By March 1863, the Civil War was intensifying and moving into its third year. The Eastern Theater remained deadlocked, but the Union was consolidating control of coastal North Carolina—strategically vital for cutting Confederate supply lines and creating a foothold for operations inland. General John Gray Foster's successes at Newbern (he'd captured it a year earlier, on March 14, 1862) demonstrated that Union forces could not only hold ground but launch aggressive expeditions deep into rebel territory. These victories mattered psychologically too: Northern newspapers hungry for good news seized on them, proving the Union Army could win. The specific emphasis on Massachusetts regiments—the 25th, 43rd, and 46th Massachusetts volunteers—would have resonated powerfully in Worcester, a Massachusetts industrial hub contributing soldiers and supplies to the war effort.

Hidden Gems
  • Colonel Anderson's defiant response to a surrender demand was brutal in its brevity: when given seven minutes to decide, he said he didn't even need seven *seconds*, and that the enemy could attack whenever it 'suited [his] convenience.' This is the kind of bravado that newspapers loved to showcase.
  • The paper notes that during the bombardment of Fort Anderson, 'the banks of the Neuse were lined with men, women, and children, as well as the house tops'—civilians gathered like spectators at a theater to watch artillery exchanges, which hints at how desensitized Newbern residents had become to warfare after a year of occupation.
  • A single shell from the Union gunboat *Hunchback* killed two enemy soldiers and wounded thirteen others, demonstrating the devastating power of naval artillery—a technological advantage the Union leveraged ruthlessly.
  • The paper mentions Herman Haupt, 'late engineer of the Hoosac tunnel,' submitting a memorial to the Massachusetts Legislature on March 19. The Hoosac Tunnel was one of the most ambitious engineering projects of the era—a 4.75-mile bore through the Berkshires that took 20 years and hundreds of lives to complete.
  • Subscription rates reveal economics: yearly Daily Spy cost $7, but you could get a single copy for just 3 cents—meaning a working family might buy individual issues rather than commit to a year's subscription.
Fun Facts
  • General D. H. Hill, who led the attack on Newbern, was a prolific military theorist who would later become superintendent of the Charlotte Military Academy.

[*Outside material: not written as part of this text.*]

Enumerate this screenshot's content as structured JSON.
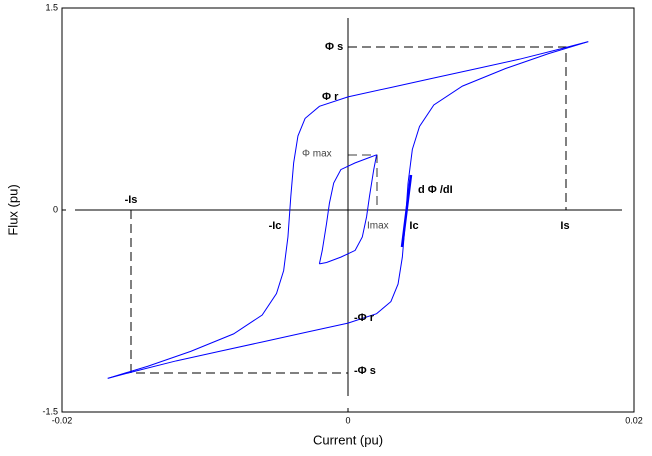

The man Worcester readers were reading about in wartime dispatches would become a civilian educator and author pushing military professionalism in the postwar South.
  • The 25th Massachusetts Volunteers mentioned prominently here were Worcester-area volunteers. Many had likely walked past the offices of the Worcester Daily Spy before shipping out—making this coverage intensely personal for local readers.

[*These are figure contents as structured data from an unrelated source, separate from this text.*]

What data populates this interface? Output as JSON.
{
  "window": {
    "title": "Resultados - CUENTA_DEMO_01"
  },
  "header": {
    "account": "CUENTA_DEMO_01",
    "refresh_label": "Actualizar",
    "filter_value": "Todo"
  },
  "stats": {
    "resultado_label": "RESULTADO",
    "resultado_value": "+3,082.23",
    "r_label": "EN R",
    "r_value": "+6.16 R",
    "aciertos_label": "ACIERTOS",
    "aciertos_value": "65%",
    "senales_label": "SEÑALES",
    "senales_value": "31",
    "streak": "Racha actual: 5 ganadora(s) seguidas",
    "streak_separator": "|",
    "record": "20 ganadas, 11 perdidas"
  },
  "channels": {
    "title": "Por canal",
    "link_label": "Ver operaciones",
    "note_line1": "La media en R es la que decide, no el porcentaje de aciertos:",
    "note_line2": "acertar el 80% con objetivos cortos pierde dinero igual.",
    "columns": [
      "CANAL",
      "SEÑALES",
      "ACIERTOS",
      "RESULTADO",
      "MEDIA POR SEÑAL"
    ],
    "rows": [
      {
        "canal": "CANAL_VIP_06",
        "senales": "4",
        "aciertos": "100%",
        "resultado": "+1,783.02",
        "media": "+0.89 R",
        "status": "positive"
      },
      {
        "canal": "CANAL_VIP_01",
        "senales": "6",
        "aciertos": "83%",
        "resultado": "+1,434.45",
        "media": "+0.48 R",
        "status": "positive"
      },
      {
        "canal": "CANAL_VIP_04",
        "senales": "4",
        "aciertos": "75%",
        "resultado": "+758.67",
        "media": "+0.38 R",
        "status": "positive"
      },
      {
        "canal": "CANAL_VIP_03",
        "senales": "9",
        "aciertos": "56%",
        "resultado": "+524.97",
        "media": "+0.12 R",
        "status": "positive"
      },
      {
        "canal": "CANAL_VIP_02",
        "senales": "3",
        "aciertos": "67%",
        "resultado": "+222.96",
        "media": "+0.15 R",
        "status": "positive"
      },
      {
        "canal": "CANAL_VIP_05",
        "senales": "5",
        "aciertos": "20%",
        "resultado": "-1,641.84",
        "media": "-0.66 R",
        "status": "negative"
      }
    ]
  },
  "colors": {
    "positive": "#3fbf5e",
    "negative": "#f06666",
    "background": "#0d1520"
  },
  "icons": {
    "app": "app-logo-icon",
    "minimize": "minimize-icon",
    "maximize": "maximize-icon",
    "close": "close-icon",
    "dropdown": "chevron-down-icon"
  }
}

  • Fort Anderson, the 'unfinished earthwork without any cannon then mounted' that repelled the rebel assault, represents the improvised nature of Civil War fortification. Union engineers built these quickly and often under fire, yet they held against professional siege warfare.
  • The paper was published by G. I. D. Baldwin & Co. at 212 Main Street in Worcester. The Massachusetts Spy itself had been established in 1770—making it a Revolutionary-era institution still operating during the Civil War, connecting Worcester to 93 years of American newspaper history.
  • General John Gray Foster, commanding at Newbern, was a West Point engineer (class of 1846) who would survive the war and eventually become a U.S. Senator from Connecticut—a reminder that many Civil War generals parlayed military fame into postwar political careers.